« Rob Fletcher signe avec “Hells Gate” une dérive psychédélique saisie entre la poussière australienne, la peur animale et ce besoin presque instinctif de fuir ce qui nous poursuit. »
Là où l’asphalte commence à respirer
Le moteur couvre presque tout, sauf ce qui insiste à l’intérieur. Un camion fend l’outback, la lumière cogne contre le pare-brise et, sur le bord de la route, un feedlot surgit comme une vision impossible à effacer. C’est depuis cette scène très concrète, éprouvée au volant d’un Kenworth B-double quelque part en Nouvelle-Galles du Sud, que Rob Fletcher a imaginé « Hells Gate ». Non pas comme un simple souvenir de voyage, mais comme une zone mentale où la fascination côtoie l’effroi et où la fuite ressemble soudain à une forme de survie.
Troisième morceau de l’album Love Storm, le titre s’est rapidement imposé comme sa porte d’entrée la plus évidente. On comprend pourquoi dès ses premières secondes. Un échantillon de guitare déformé glisse dans l’espace, troublé par une variation de hauteur qui lui donne des airs de signal venu d’un paysage parallèle.
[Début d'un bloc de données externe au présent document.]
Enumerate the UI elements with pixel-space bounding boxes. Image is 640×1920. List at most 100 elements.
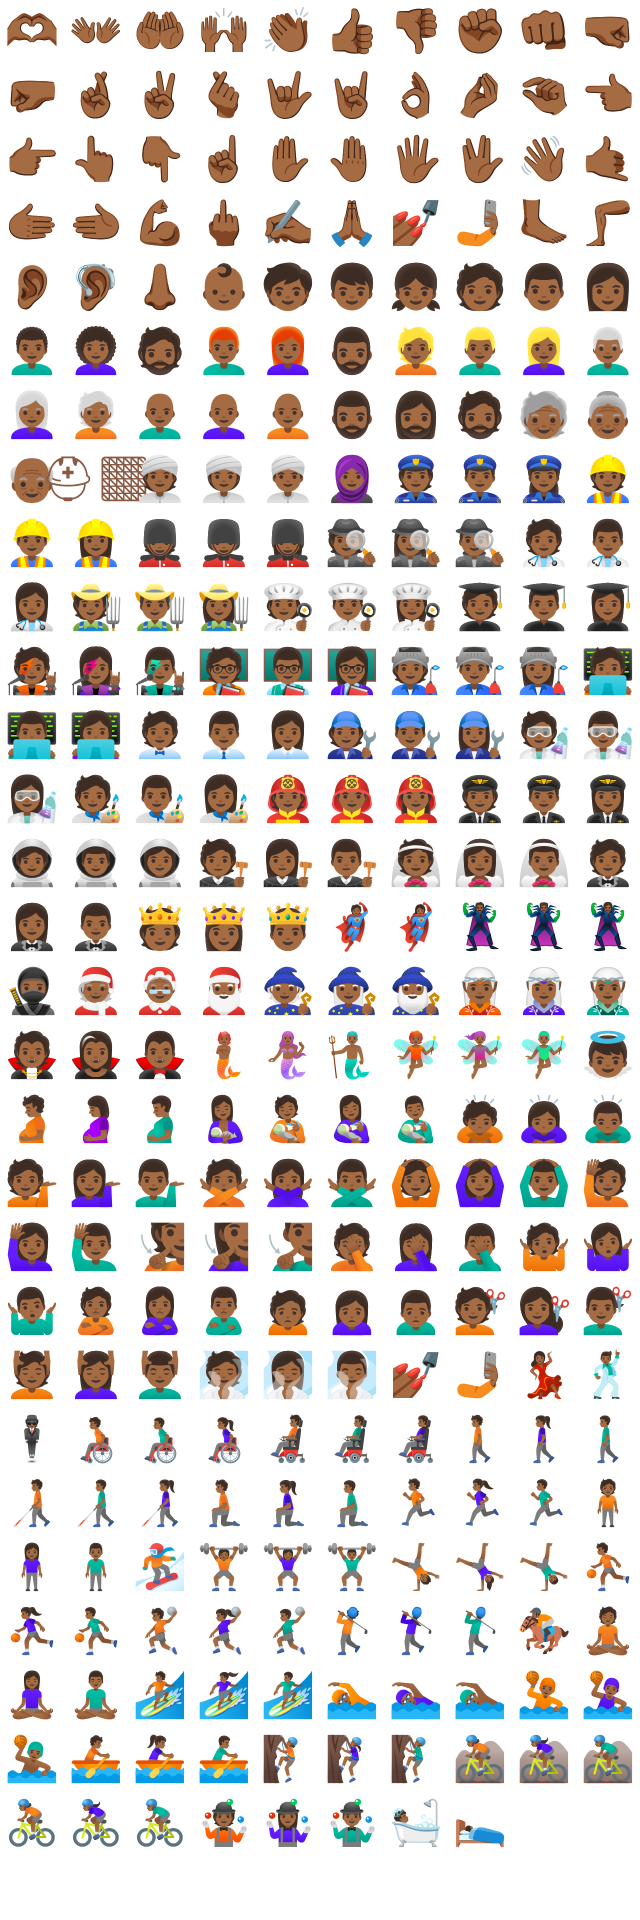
person-bathing-icon: 🛀🏾: [389, 1802, 444, 1846]
emoji-cell: 👩🏾‍🏭: [512, 640, 576, 704]
woman-walking-icon: 🚶🏾‍♀️: [517, 1418, 572, 1462]
thumbs-down-icon: 👎🏾: [389, 10, 444, 54]
emoji-cell: 🧑🏾‍🔧: [320, 704, 384, 768]
woman-turban-icon: 👳🏾‍♀️: [197, 458, 252, 502]
man-swimming-icon: 🏊🏾‍♂️: [453, 1674, 508, 1718]
man-juggling-icon: 🤹🏾‍♂️: [325, 1802, 380, 1846]
person-tuxedo-icon: 🤵🏾: [581, 842, 636, 886]
emoji-cell: 👋🏾: [512, 128, 576, 192]
woman-artist-icon: 👩🏾‍🎨: [197, 778, 252, 822]
woman-bouncing-ball-icon: ⛹🏾‍♀️: [5, 1610, 60, 1654]
ear-hearing-aid-icon: 🦻🏾: [69, 266, 124, 310]
hand-splayed-icon: 🖐🏾: [389, 138, 444, 182]
emoji-cell: 🤚🏾: [320, 128, 384, 192]
snowboarder-icon: 🏂🏾: [133, 1546, 188, 1590]
person-cartwheel-icon: 🤸🏾: [389, 1546, 444, 1590]
man-running-icon: 🏃🏾‍♂️: [517, 1482, 572, 1526]
emoji-cell: 👊🏾: [512, 0, 576, 64]
woman-firefighter-icon: 👩🏾‍🚒: [389, 778, 444, 822]
person-veil-icon: 👰🏾: [389, 842, 444, 886]
man-gesturing-no-icon: 🙅🏾‍♂️: [325, 1162, 380, 1206]
emoji-cell: 🤹🏾‍♂️: [320, 1792, 384, 1856]
emoji-cell: 🤞🏾: [64, 64, 128, 128]
child-icon: 🧒🏾: [261, 266, 316, 310]
emoji-cell: 🧔🏾‍♂️: [320, 384, 384, 448]
person-rowing-icon: 🚣🏾: [69, 1738, 124, 1782]
woman-tipping-hand-icon: 💁🏾‍♀️: [69, 1162, 124, 1206]
emoji-cell: 🏋🏾‍♂️: [320, 1536, 384, 1600]
nail-polish-icon: 💅🏾: [389, 202, 444, 246]
man-standing-icon: 🧍🏾‍♂️: [69, 1546, 124, 1590]
emoji-cell: 🚶🏾‍♀️: [512, 1408, 576, 1472]
emoji-cell: 🛀🏾: [384, 1792, 448, 1856]
emoji-cell: 🧑🏾‍🦳: [64, 384, 128, 448]
emoji-cell: 💂🏾: [128, 512, 192, 576]
man-mechanic-icon: 👨🏾‍🔧: [389, 714, 444, 758]
person-bald-icon: 🧑🏾‍🦲: [261, 394, 316, 438]
man-pilot-icon: 👨🏾‍✈️: [517, 778, 572, 822]
person-tipping-hand-icon: 💁🏾: [5, 1162, 60, 1206]
emoji-cell: 🏊🏾‍♂️: [448, 1664, 512, 1728]
emoji-cell: 🚣🏾: [64, 1728, 128, 1792]
emoji-cell: 🧗🏾: [256, 1728, 320, 1792]
person-water-polo-icon: 🤽🏾: [517, 1674, 572, 1718]
emoji-cell: 🤴🏾: [256, 896, 320, 960]
emoji-cell: 🚴🏾‍♂️: [128, 1792, 192, 1856]
folded-hands-icon: 🙏🏾: [325, 202, 380, 246]
woman-astronaut-icon: 👩🏾‍🚀: [133, 842, 188, 886]
emoji-cell: 🤦🏾: [320, 1216, 384, 1280]
woman-headscarf-icon: 🧕🏾: [325, 458, 380, 502]
woman-running-icon: 🏃🏾‍♀️: [453, 1482, 508, 1526]
woman-haircut-icon: 💇🏾‍♀️: [517, 1290, 572, 1334]
deaf-woman-icon: 🧏🏾‍♀️: [197, 1226, 252, 1270]
deaf-person-icon: 🧏🏾: [133, 1226, 188, 1270]
man-massage-icon: 💆🏾‍♂️: [133, 1354, 188, 1398]
man-supervillain-icon: 🦹🏾‍♂️: [517, 906, 572, 950]
pilot-icon: 🧑🏾‍✈️: [453, 778, 508, 822]
emoji-cell: 👩🏾‍🎓: [576, 576, 640, 640]
emoji-cell: 🕵🏾‍♂️: [448, 512, 512, 576]
emoji-cell: 💅🏾: [384, 192, 448, 256]
person-standing-icon: 🧍🏾: [581, 1482, 636, 1526]
person-feeding-baby-icon: 🧑🏾‍🍼: [261, 1098, 316, 1142]
man-veil-icon: 👰🏾‍♂️: [517, 842, 572, 886]
emoji-cell: 🤏🏾: [512, 64, 576, 128]
person-white-cane-icon: 🧑🏾‍🦯: [5, 1482, 60, 1526]
emoji-cell: 👨🏾: [512, 256, 576, 320]
ear-icon: 👂🏾: [5, 266, 60, 310]
woman-detective-icon: 🕵🏾‍♀️: [389, 522, 444, 566]
emoji-cell: 🧍🏾‍♀️: [0, 1536, 64, 1600]
emoji-cell: 🧑🏾‍🚒: [256, 768, 320, 832]
man-white-hair-icon: 👨🏾‍🦳: [581, 330, 636, 374]
flexed-biceps-icon: 💪🏾: [133, 202, 188, 246]
emoji-cell: 🧍🏾: [576, 1472, 640, 1536]
man-steamy-room-icon: 🧖🏾‍♂️: [325, 1354, 380, 1398]
emoji-cell: 🧖🏾‍♂️: [320, 1344, 384, 1408]
woman-lifting-weights-icon: 🏋🏾‍♀️: [261, 1546, 316, 1590]
woman-singer-icon: 👩🏾‍🎤: [69, 650, 124, 694]
man-feeding-baby-icon: 👨🏾‍🍼: [389, 1098, 444, 1142]
emoji-cell: 👨🏾‍💻: [0, 704, 64, 768]
emoji-cell: 🙎🏾‍♂️: [192, 1280, 256, 1344]
emoji-cell: 🙇🏾: [448, 1088, 512, 1152]
person-walking-icon: 🚶🏾: [453, 1418, 508, 1462]
emoji-cell: 👮🏾: [384, 448, 448, 512]
emoji-cell: 🤜🏾: [576, 0, 640, 64]
mechanic-icon: 🧑🏾‍🔧: [325, 714, 380, 758]
emoji-cell: 💂🏾‍♂️: [192, 512, 256, 576]
emoji-cell: 🧑🏾‍💻: [576, 640, 640, 704]
emoji-cell: 👨🏾‍🎤: [128, 640, 192, 704]
emoji-cell: 🤵🏾: [576, 832, 640, 896]
health-worker-icon: 🧑🏾‍⚕️: [517, 522, 572, 566]
emoji-cell: 🧚🏾‍♂️: [512, 1024, 576, 1088]
left-fist-icon: 🤛🏾: [5, 74, 60, 118]
emoji-cell: 🧎🏾: [192, 1472, 256, 1536]
person-beard-icon: 🧔🏾: [133, 330, 188, 374]
emoji-cell: 🧑🏾‍🍳: [256, 576, 320, 640]
person-handball-icon: 🤾🏾: [133, 1610, 188, 1654]
person-bouncing-ball-icon: ⛹🏾: [581, 1546, 636, 1590]
emoji-cell: 🤳🏾: [448, 192, 512, 256]
artist-icon: 🧑🏾‍🎨: [69, 778, 124, 822]
emoji-cell: 🤾🏾: [128, 1600, 192, 1664]
person-golfing-icon: 🏌🏾: [325, 1610, 380, 1654]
Puis les guitares stéréophoniques s’étendent, relayées par un delay qui rebondit d’une oreille à l’autre comme une pensée impossible à fixer. Le morceau avance ainsi : toujours un peu ailleurs, toujours légèrement en retrait de lui-même.
Rob Fletcher possède cet art précieux de ne jamais saturer l’émotion. Ses voix rêveuses ne dominent pas l’arrangement ; elles s’y fondent. Elles flottent au-dessus de la matière sonore avec quelque chose de fragile, presque spectral, qui rappelle moins l’assurance d’un chanteur rock que l’état d’un homme pris entre ce qu’il voit et ce qu’il imagine. Le timbre laisse apparaître une vulnérabilité proche de Jeff Buckley, sans chercher à l’imiter, tandis que certaines lignes mélodiques prolongent une tradition australienne plus froide, plus panoramique, qui évoque par instants Icehouse.
Mais « Hells Gate » ne tient pas seulement à ses références. Il repose surtout sur une sensation. Celle d’être sur une route trop longue, avec des problèmes dont on connaît déjà l’adresse mais que l’on continue d’espérer distancer. Fletcher parle d’échapper aux difficultés inévitables de l’existence ; sa musique, elle, sait très bien que rien ne disparaît complètement. Les ennuis changent de forme, se déplacent dans le rétroviseur, attendent derrière la prochaine station-service. Cette ambiguïté donne au morceau sa profondeur : la fuite y est à la fois réelle, fantasmatique et parfaitement inutile.
Originaire de Wonthaggi, Rob Fletcher appartient à cette catégorie d’artistes pour qui l’indépendance n’est pas un slogan. Plus de 450 compositions originales peuplent déjà son SoundCloud, toutes écrites, enregistrées et produites selon ses propres règles. Cette profusion pourrait conduire à l’éparpillement. Chez lui, elle ressemble davantage à une cartographie intime, faite de routes, d’essais, d’accidents sonores et de visions accumulées. Son « Australiana alt rock » n’essaie pas de lisser ses aspérités pour correspondre à un marché. Il conserve au contraire la rugosité des lieux et la lenteur étrange des longues distances.
Le home studio devient alors un territoire sans barrières. Fletcher y superpose ses guitares, déforme les sons, laisse respirer les silences et accepte que certaines imperfections deviennent le vrai sujet. « Hells Gate » porte cette liberté jusque dans sa construction. Le morceau ne cherche pas le grand geste héroïque. Il préfère installer un vertige, puis nous y abandonner quelques minutes.
Quand la chanson s’achève, la route semble pourtant continuer. Il reste ce battement légèrement désaxé, cette image d’un camion avançant vers l’horizon et l’impression que l’enfer n’est peut-être pas un lieu précis. Parfois, il suffit d’un portail aperçu trop vite, d’une odeur, d’un paysage brutal pour qu’il s’ouvre en nous. Rob Fletcher, lui, a eu le réflexe rare de l’enregistrer avant qu’il ne se referme.